High resolution Maxent models of global snake distributions for effective snake bite management

Anna Pintor

Abstract:

Abstract— Snake bite envenomation has long been recognized as a serious health issue but has recently been elevated to the status of a ‘category A neglected tropical disease’ by the World Health Organization (WHO). The severity of the problem stems from a mixture of financial and geographical issues: lack of knowledge on snake distributions, limited recent improvements of antivenoms, lacking quality controls, low profitability of antivenom production, difficulties in distribution to rural snake bite hotspots, and inaffordability for the majority of the >2 million annual victims in the developing world.
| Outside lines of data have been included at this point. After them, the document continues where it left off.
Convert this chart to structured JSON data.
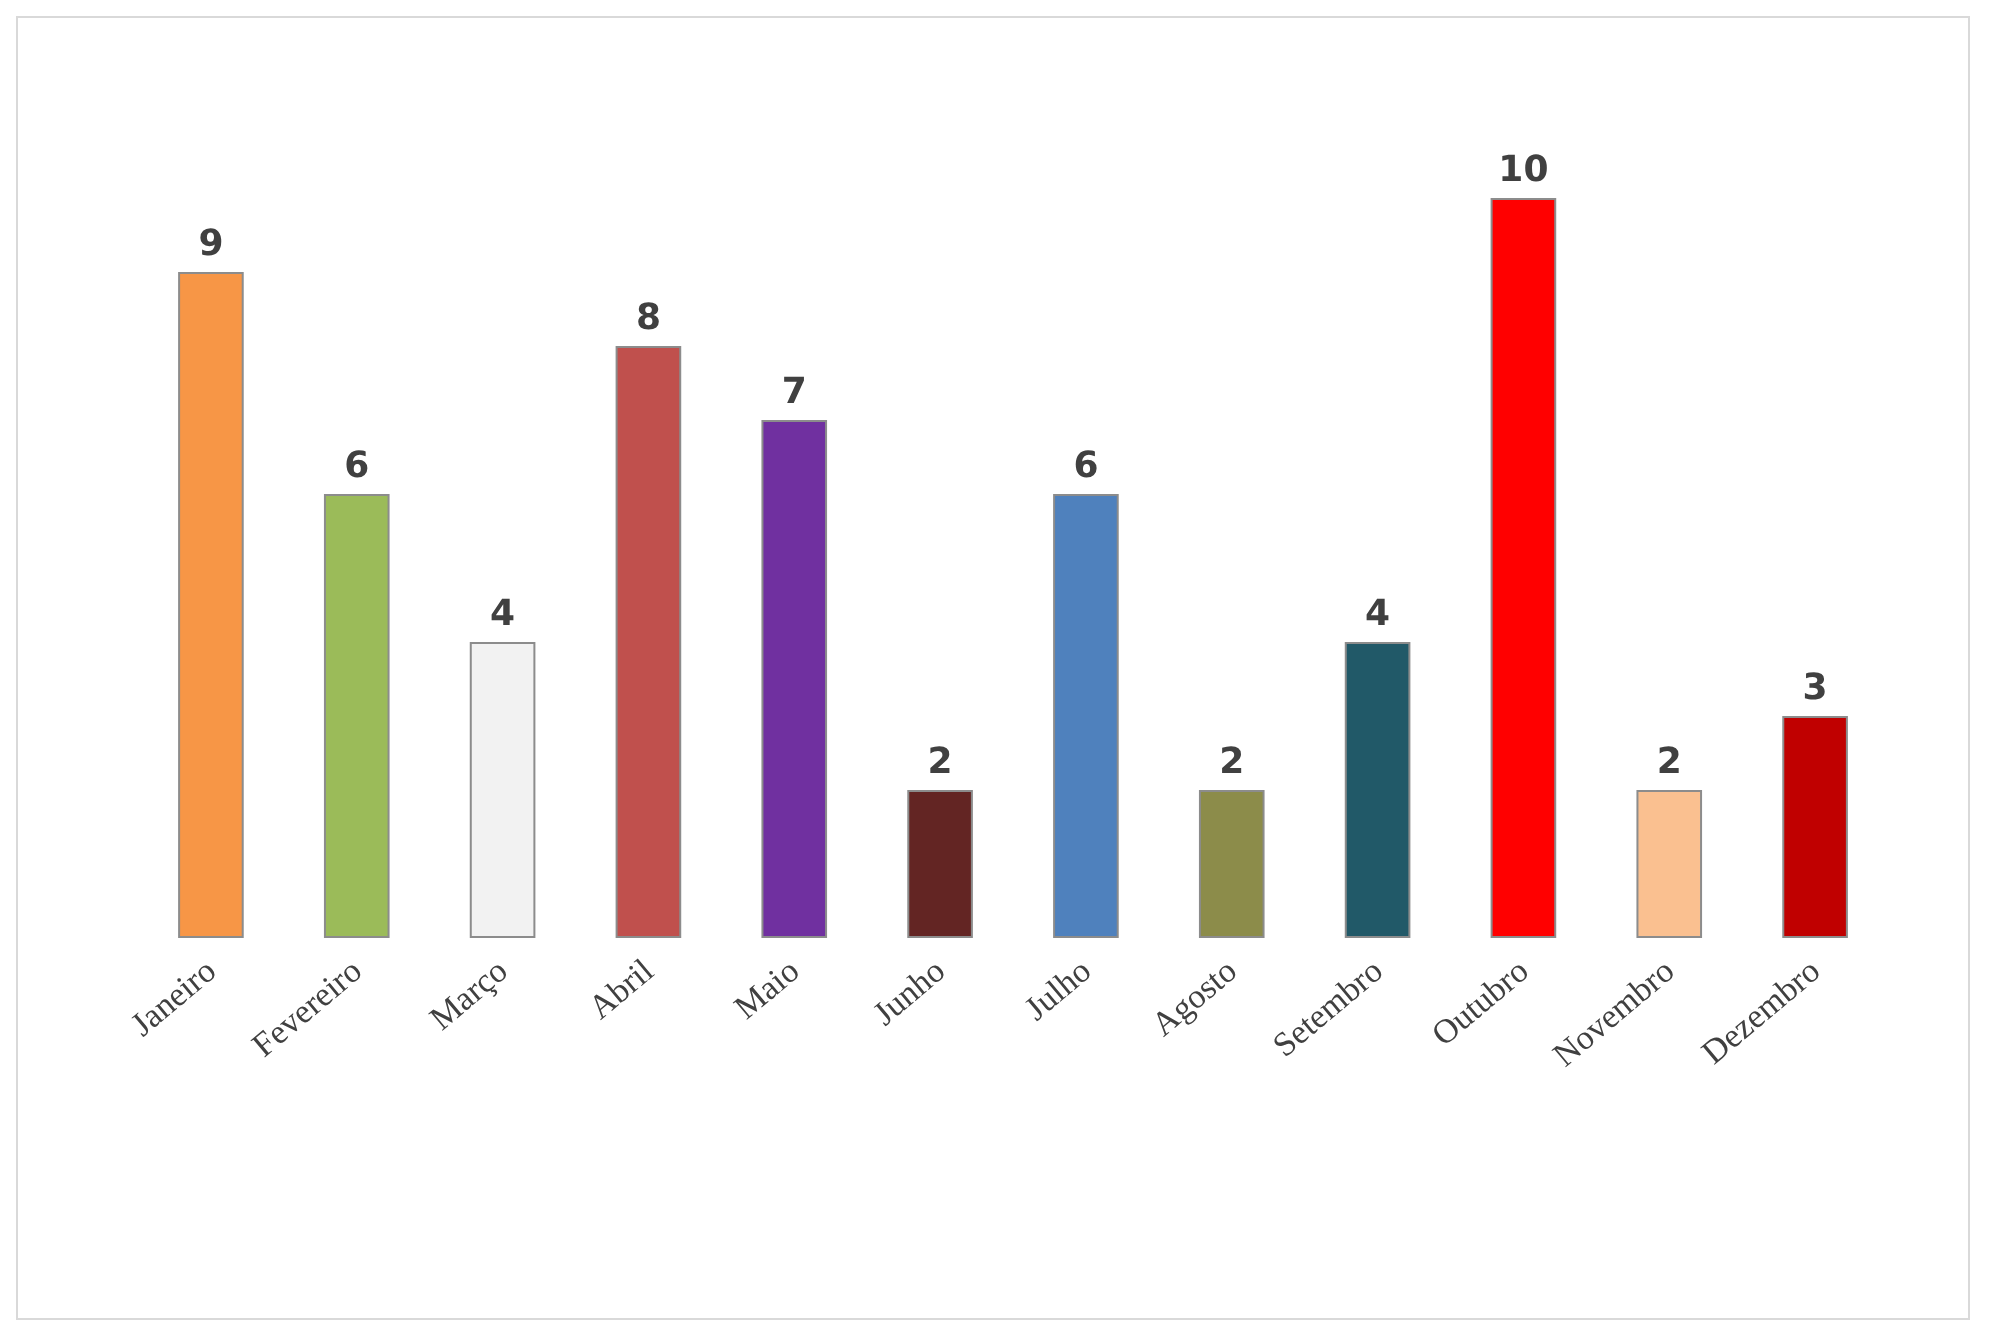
{
  "chart_data": {
    "type": "bar",
    "categories": [
      "Janeiro",
      "Fevereiro",
      "Março",
      "Abril",
      "Maio",
      "Junho",
      "Julho",
      "Agosto",
      "Setembro",
      "Outubro",
      "Novembro",
      "Dezembro"
    ],
    "values": [
      9,
      6,
      4,
      8,
      7,
      2,
      6,
      2,
      4,
      10,
      2,
      3
    ],
    "colors": [
      "#f79646",
      "#9bbb59",
      "#f2f2f2",
      "#c0504d",
      "#7030a0",
      "#632523",
      "#4f81bd",
      "#8c8c4a",
      "#215968",
      "#ff0000",
      "#fac090",
      "#c00000"
    ],
    "data_labels": true,
    "grid": false
  }
}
Future shifts in snake distributions with climate change may be exacerbated the issue if human exposure increases. This study fills this knowledge gap by (i) creating high resolution Maxent distribution models for all snake species listed as medically relevant by the WHO globally and thereby improving on the current expert derived range estimates, and (ii) predicting how these distributions – and hotspots in venomous snake species richness – are likely to shift with climate change by 2050. This lays the crucial foundation for (iii) research on geographic variation in venom composition, (iv) development of adequate polyvalent antivenoms for each venom ‘region’, and (v) directing medical resources to the right areas. These steps greatly improve our capacity to inform snake bite management. However, it will take global collaborative initiatives between researchers, governments, charities and NGOs to address the remaining links in the issue chain.

Keywords—antivenom efficacy, climate change, geographic variation, snake distributions.